What They did: Katie and Lukas used Digital Storytelling, a visually-based research method, to learn about students’ lived experiences with HIV and AIDS in their community and around their schools.

How They Did it: Students collaborated with each other into small groups, and organized their thoughts and ideas on post-it notes  about how AIDS and HIV affected them and their community. Next, students drew out their ideas on a storyboard sheet, and included captions to each section, to form stories. When their stories were drawn out, each group was given a digital camera to capture their stories on photographs. Then, their photos were uploaded to a laptop, and with the help from Lukas and Katie, students transposed their stories and images into PowerPoint presentations, where the order of their storyboard images and captions matched what they captured on their photographs. Before the presentations were finished, students added either music, or their own voices, describing how each photo represented how AIDS and HIV affected them and their community.

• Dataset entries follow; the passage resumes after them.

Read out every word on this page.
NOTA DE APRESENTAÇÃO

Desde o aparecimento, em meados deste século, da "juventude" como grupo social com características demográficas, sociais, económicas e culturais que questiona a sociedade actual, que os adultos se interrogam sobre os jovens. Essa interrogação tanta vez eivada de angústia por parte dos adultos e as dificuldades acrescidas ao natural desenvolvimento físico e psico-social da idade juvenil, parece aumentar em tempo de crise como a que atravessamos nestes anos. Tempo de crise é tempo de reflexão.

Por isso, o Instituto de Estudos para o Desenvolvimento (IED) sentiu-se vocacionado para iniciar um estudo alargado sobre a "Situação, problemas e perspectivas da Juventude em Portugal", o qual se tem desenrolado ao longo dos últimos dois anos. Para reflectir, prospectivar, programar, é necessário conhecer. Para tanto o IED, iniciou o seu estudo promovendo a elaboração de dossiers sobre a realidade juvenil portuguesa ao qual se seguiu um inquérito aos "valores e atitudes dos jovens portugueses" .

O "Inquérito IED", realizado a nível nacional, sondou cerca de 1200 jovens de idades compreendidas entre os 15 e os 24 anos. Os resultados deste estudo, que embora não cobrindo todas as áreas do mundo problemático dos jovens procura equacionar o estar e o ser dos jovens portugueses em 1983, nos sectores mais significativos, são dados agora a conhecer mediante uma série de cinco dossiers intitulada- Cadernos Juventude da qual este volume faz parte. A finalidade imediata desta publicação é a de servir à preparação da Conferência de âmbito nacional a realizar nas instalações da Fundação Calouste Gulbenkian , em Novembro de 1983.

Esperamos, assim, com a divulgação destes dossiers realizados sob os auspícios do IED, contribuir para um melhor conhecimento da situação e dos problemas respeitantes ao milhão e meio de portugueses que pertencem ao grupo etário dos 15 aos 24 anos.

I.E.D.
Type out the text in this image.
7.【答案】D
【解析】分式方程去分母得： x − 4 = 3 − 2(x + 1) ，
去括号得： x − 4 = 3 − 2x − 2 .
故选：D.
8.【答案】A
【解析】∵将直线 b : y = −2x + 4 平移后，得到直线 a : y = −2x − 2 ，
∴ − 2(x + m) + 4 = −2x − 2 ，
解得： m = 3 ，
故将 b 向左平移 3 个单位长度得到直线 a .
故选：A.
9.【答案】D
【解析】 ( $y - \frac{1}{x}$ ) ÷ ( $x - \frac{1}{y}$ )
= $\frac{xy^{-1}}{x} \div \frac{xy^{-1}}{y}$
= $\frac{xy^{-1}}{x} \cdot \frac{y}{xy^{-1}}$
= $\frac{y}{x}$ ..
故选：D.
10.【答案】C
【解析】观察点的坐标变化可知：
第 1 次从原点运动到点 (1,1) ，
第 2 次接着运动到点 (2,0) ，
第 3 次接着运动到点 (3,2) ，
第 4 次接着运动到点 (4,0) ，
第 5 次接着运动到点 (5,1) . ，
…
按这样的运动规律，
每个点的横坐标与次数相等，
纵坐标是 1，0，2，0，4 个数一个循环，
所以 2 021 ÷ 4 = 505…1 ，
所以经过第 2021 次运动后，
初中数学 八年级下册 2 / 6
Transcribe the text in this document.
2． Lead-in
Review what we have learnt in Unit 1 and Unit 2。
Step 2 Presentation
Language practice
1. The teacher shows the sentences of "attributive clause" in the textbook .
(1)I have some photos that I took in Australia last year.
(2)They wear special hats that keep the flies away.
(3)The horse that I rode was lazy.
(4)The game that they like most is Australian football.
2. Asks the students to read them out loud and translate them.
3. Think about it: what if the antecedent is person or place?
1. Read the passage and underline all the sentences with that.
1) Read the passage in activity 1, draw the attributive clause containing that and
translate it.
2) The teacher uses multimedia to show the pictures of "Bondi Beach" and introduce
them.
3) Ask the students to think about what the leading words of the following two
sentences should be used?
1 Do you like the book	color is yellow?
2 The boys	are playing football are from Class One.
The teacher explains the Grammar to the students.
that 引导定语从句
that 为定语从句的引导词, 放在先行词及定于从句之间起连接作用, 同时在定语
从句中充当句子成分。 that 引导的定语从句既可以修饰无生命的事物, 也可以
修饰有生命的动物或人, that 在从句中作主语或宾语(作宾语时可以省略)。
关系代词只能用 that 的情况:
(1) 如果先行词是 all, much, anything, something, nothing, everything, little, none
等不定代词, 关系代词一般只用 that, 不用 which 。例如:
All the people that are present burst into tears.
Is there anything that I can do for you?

Purpose: A week later, students were given an  opportunity to present their presentations at a nearby community Centre to researchers, community leaders, school principals, and family and friends for World AIDS Day, and the 16 Days of Activism  against Violence Against Women.

Partners: The Digital Storytelling Project was sponsored by The Centre for Visual Methodologies and Social Change at UKZN, and was supported by an NRF-funded Every Voice Counts Project headed by Naydene De Lange, a professor at NNMU.